The older French-built line running from El Marg to Helwan has 32 stops. Its downtown stations are underground while the rest are on the surface. The underground platforms are comfortably warm in the winter. Moreover, they are stuffy, humid and hot in the summer when the only breezes come from passing trains. The newer Shoubra-Cairo University line is better. It has 18 stops. Consider yourself lucky if your daily commute uses this line. Here under are Some useful exits:
Sadat Station:
This station is under Tahrir square and just minutes from the Egyptian Museum, Ritz Carlton and Nile Corniche. Moreover, its tunnels double as a pedestrian underpass. This is where the two metro lines meet.
Sayeda Zeinab Station:
This station further south is a useful departure point. It is within walking distance of the ninth century Mosque of Ibn Tulun. A further walk will take energetic tourists to the Citadel, Al Refa'i Mosque.
Mar Girgis Station:
This stop is for the Coptic Museum, the churches and monasteries of Old (Coptic) Cairo. It is also for Synagogue of Ben Ezra.
El Maadi Station:
Good for visits to this affluent suburb, but most of the district requires a car.

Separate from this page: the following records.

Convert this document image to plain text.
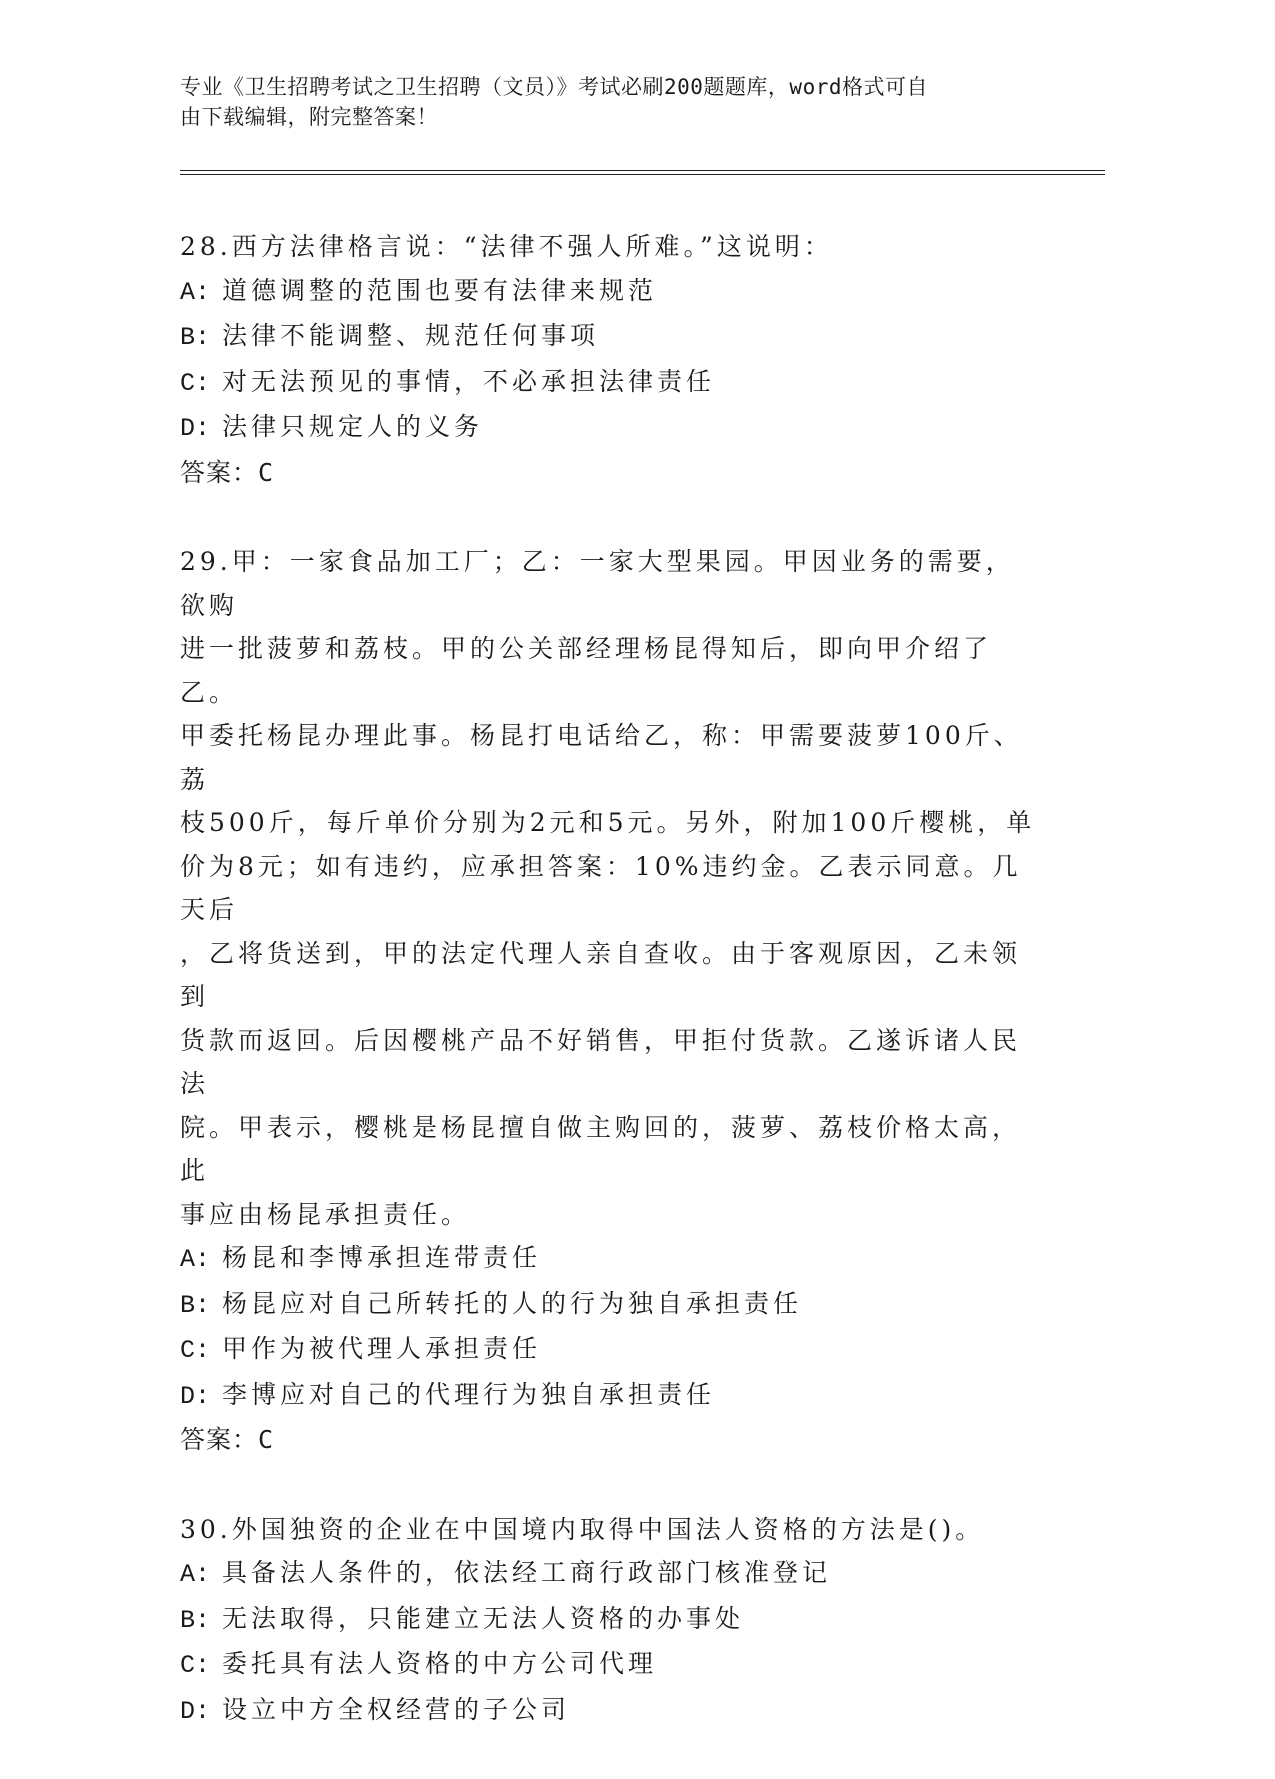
专业《卫生招聘考试之卫生招聘（文员）》考试必刷200题题库，word格式可自
由下载编辑，附完整答案！

28.西方法律格言说：“法律不强人所难。”这说明：

A: 道德调整的范围也要有法律来规范

B: 法律不能调整、规范任何事项

C: 对无法预见的事情，不必承担法律责任

D: 法律只规定人的义务

答案：C

29.甲：一家食品加工厂；乙：一家大型果园。甲因业务的需要，欲购

进一批菠萝和荔枝。甲的公关部经理杨昆得知后，即向甲介绍了乙。

甲委托杨昆办理此事。杨昆打电话给乙，称：甲需要菠萝100斤、荔

枝500斤，每斤单价分别为2元和5元。另外，附加100斤樱桃，单

价为8元；如有违约，应承担答案：10%违约金。乙表示同意。几天后

，乙将货送到，甲的法定代理人亲自查收。由于客观原因，乙未领到

货款而返回。后因樱桃产品不好销售，甲拒付货款。乙遂诉诸人民法

院。甲表示，樱桃是杨昆擅自做主购回的，菠萝、荔枝价格太高，此

事应由杨昆承担责任。

A: 杨昆和李博承担连带责任

B: 杨昆应对自己所转托的人的行为独自承担责任

C: 甲作为被代理人承担责任

D: 李博应对自己的代理行为独自承担责任

答案：C

30.外国独资的企业在中国境内取得中国法人资格的方法是()。

A: 具备法人条件的，依法经工商行政部门核准登记

B: 无法取得，只能建立无法人资格的办事处

C: 委托具有法人资格的中方公司代理

D: 设立中方全权经营的子公司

However, the fifth century Church of the Holy Virgin is only a 15 minute walk from the station.
Helwan Station:
This is the last stop. Once a health resort of some renown with curative sulphur
springs the suburb has now become an industrial area.
Mubarak Station:
Cairo Railway Station itself is worth a visit. The building is of historical interest being the first terminal in the Middle East. It built in the reign of Khedive Ismail in 1851. Round the corner is the little-known Railway Museum. It is a two-story building that dates back to 1933 and covers transportation in Egypt from ancient to modern times.
Mohamed Naguib Station:
Exit here for Abdeen Palace which built in the reign of Khedive Ismail between 1863 and 1879. It took over by the government after the 1952 Revolution. Moreover, It recently converted into a national museum.
Opera Station:
Exit this station for the Opera House. There is an Opera ticket counter in the subway and one exit leads directly into the Opera House garden. Opera House garden adorned with statues of Egyptian celebrities in the field of culture.
Dokki Station:
The station to exit for the Mohamed Mahmoud Khalil Museum in Giza Street.